Emilie Girard

Personal information
- Nationality: French
- Born: 26 December 2000 (age 25) Lyon

Sport
- Sport: Athletics
- Event: Middle distance running

Achievements and titles
- Personal best(s): 1500m: 4:17.63 (Angers, 2021)

Medal record
Women's athletics
Representing France
European Cross Country Championships
| Silver medal – second place | 2024 Antalya | Mixed relay |

= Emilie Girard =

French athlete (born 2000)

Emilie Girard (born 26 December 2000) is a French middle-distance runner. She was a silver medalist in the mixed relay at the 2024 European Cross Country Championships.

==Career==
From Lyon in the Auvergne-Rhône-Alpes region of France, she is a member of Décines Meyzieu Athlétisme. Trained
by Bastien Perraux, she won the French junior indoor 800 metres title in Liévin in a time of 2:11.28 in February 2019. In March 2019, she made her debut in a French vest at the U20 ITA - FRA Indoor Match, in Ancona, Italy, in which she placed second in the 1500 metres in a time of 4:27.12, behind her training teammate Bérénice Fulchiron, with both athletes finishing inside the national under-20 record. She was also runner-up in the French U20 cross country championships in 2019 in Vittel. She subsequently competed for France again at the 2019 IAAF World Cross Country Championships in Aarhus, Denmark, in March 2019. In January 2020, she won the Rhône cross country short course championship held in Decines.

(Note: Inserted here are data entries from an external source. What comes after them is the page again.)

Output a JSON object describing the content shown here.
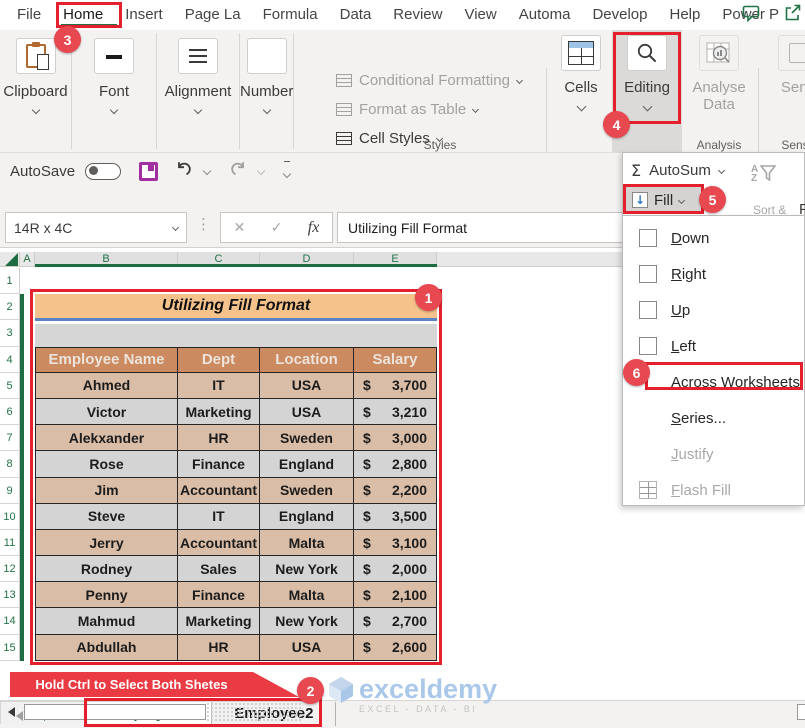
{
  "titlebar": {
    "tabs": [
      {
        "label": "File"
      },
      {
        "label": "Home",
        "state": "active"
      },
      {
        "label": "Insert"
      },
      {
        "label": "Page La"
      },
      {
        "label": "Formula"
      },
      {
        "label": "Data"
      },
      {
        "label": "Review"
      },
      {
        "label": "View"
      },
      {
        "label": "Automa"
      },
      {
        "label": "Develop"
      },
      {
        "label": "Help"
      },
      {
        "label": "Power P"
      }
    ]
  },
  "ribbon": {
    "collapsed_groups": [
      {
        "label": "Clipboard",
        "icon": "clipboard"
      },
      {
        "label": "Font",
        "icon": "font-a"
      },
      {
        "label": "Alignment",
        "icon": "align-lines"
      },
      {
        "label": "Number",
        "icon": "percent"
      }
    ],
    "styles": {
      "items": [
        {
          "label": "Conditional Formatting",
          "enabled": false
        },
        {
          "label": "Format as Table",
          "enabled": false
        },
        {
          "label": "Cell Styles",
          "enabled": true
        }
      ],
      "group_label": "Styles"
    },
    "cells_label": "Cells",
    "editing_label": "Editing",
    "analyse_line1": "Analyse",
    "analyse_line2": "Data",
    "analysis_group_label": "Analysis",
    "sensitivity_label": "Sens",
    "sensitivity_group_label": "Sens"
  },
  "quick_access": {
    "autosave_label": "AutoSave"
  },
  "formula_bar": {
    "name_box": "14R x 4C",
    "fx_label": "fx",
    "cancel_glyph": "✕",
    "enter_glyph": "✓",
    "formula": "Utilizing Fill Format"
  },
  "fill_panel": {
    "autosum_label": "AutoSum",
    "sigma": "Σ",
    "fill_label": "Fill",
    "sort_label": "Sort &",
    "find_partial": "F",
    "az_top": "A",
    "az_bottom": "Z",
    "menu": [
      {
        "label": "Down",
        "icon": "fill-down",
        "enabled": true
      },
      {
        "label": "Right",
        "icon": "fill-right",
        "enabled": true
      },
      {
        "label": "Up",
        "icon": "fill-up",
        "enabled": true
      },
      {
        "label": "Left",
        "icon": "fill-left",
        "enabled": true
      },
      {
        "label": "Across Worksheets...",
        "icon": "none",
        "enabled": true
      },
      {
        "label": "Series...",
        "icon": "none",
        "enabled": true
      },
      {
        "label": "Justify",
        "icon": "none",
        "enabled": false
      },
      {
        "label": "Flash Fill",
        "icon": "flash-fill",
        "enabled": false
      }
    ]
  },
  "grid": {
    "columns": [
      {
        "label": "A"
      },
      {
        "label": "B",
        "selected": true
      },
      {
        "label": "C",
        "selected": true
      },
      {
        "label": "D",
        "selected": true
      },
      {
        "label": "E",
        "selected": true
      }
    ],
    "rows": [
      "1",
      "2",
      "3",
      "4",
      "5",
      "6",
      "7",
      "8",
      "9",
      "10",
      "11",
      "12",
      "13",
      "14",
      "15"
    ]
  },
  "worksheet_table": {
    "title": "Utilizing Fill Format",
    "headers": [
      "Employee Name",
      "Dept",
      "Location",
      "Salary"
    ],
    "currency_symbol": "$",
    "rows": [
      {
        "name": "Ahmed",
        "dept": "IT",
        "location": "USA",
        "salary": "3,700"
      },
      {
        "name": "Victor",
        "dept": "Marketing",
        "location": "USA",
        "salary": "3,210"
      },
      {
        "name": "Alekxander",
        "dept": "HR",
        "location": "Sweden",
        "salary": "3,000"
      },
      {
        "name": "Rose",
        "dept": "Finance",
        "location": "England",
        "salary": "2,800"
      },
      {
        "name": "Jim",
        "dept": "Accountant",
        "location": "Sweden",
        "salary": "2,200"
      },
      {
        "name": "Steve",
        "dept": "IT",
        "location": "England",
        "salary": "3,500"
      },
      {
        "name": "Jerry",
        "dept": "Accountant",
        "location": "Malta",
        "salary": "3,100"
      },
      {
        "name": "Rodney",
        "dept": "Sales",
        "location": "New York",
        "salary": "2,000"
      },
      {
        "name": "Penny",
        "dept": "Finance",
        "location": "Malta",
        "salary": "2,100"
      },
      {
        "name": "Mahmud",
        "dept": "Marketing",
        "location": "New York",
        "salary": "2,700"
      },
      {
        "name": "Abdullah",
        "dept": "HR",
        "location": "USA",
        "salary": "2,600"
      }
    ]
  },
  "callout": {
    "text": "Hold Ctrl to Select Both Shetes"
  },
  "sheet_bar": {
    "tabs": [
      {
        "label": "Employee1",
        "state": "active"
      },
      {
        "label": "Employee2"
      }
    ]
  },
  "watermark": {
    "brand": "exceldemy",
    "tagline": "EXCEL - DATA - BI"
  },
  "annotations": {
    "step1": "1",
    "step2": "2",
    "step3": "3",
    "step4": "4",
    "step5": "5",
    "step6": "6"
  },
  "colors": {
    "excel_green": "#217346",
    "annotation_red": "#e3202c",
    "badge_red": "#e84850",
    "title_fill": "#f6c28c",
    "header_fill": "#cb8a60",
    "row_gray": "#d4d4d4",
    "row_tan": "#d9bda7",
    "fill_arrow_blue": "#2b77c0"
  }
}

She joined the University of Oregon in 2021. She won the Portland Distance Carnival 1500m race in 2023. She returned to France in 2024, winning the Villeurbanne 10km road race in March 2024.

She finished as runner-up to Agathe Guillemot in the French short course cross country trials in November 2024. She was subsequently selected for the French mixed relay team for the 2024 European Cross Country Championships in Antalya, Turkey. She won a silver medal in the mixed team relay alongside Antoine Senard, Simon Bedard, and Guillemot.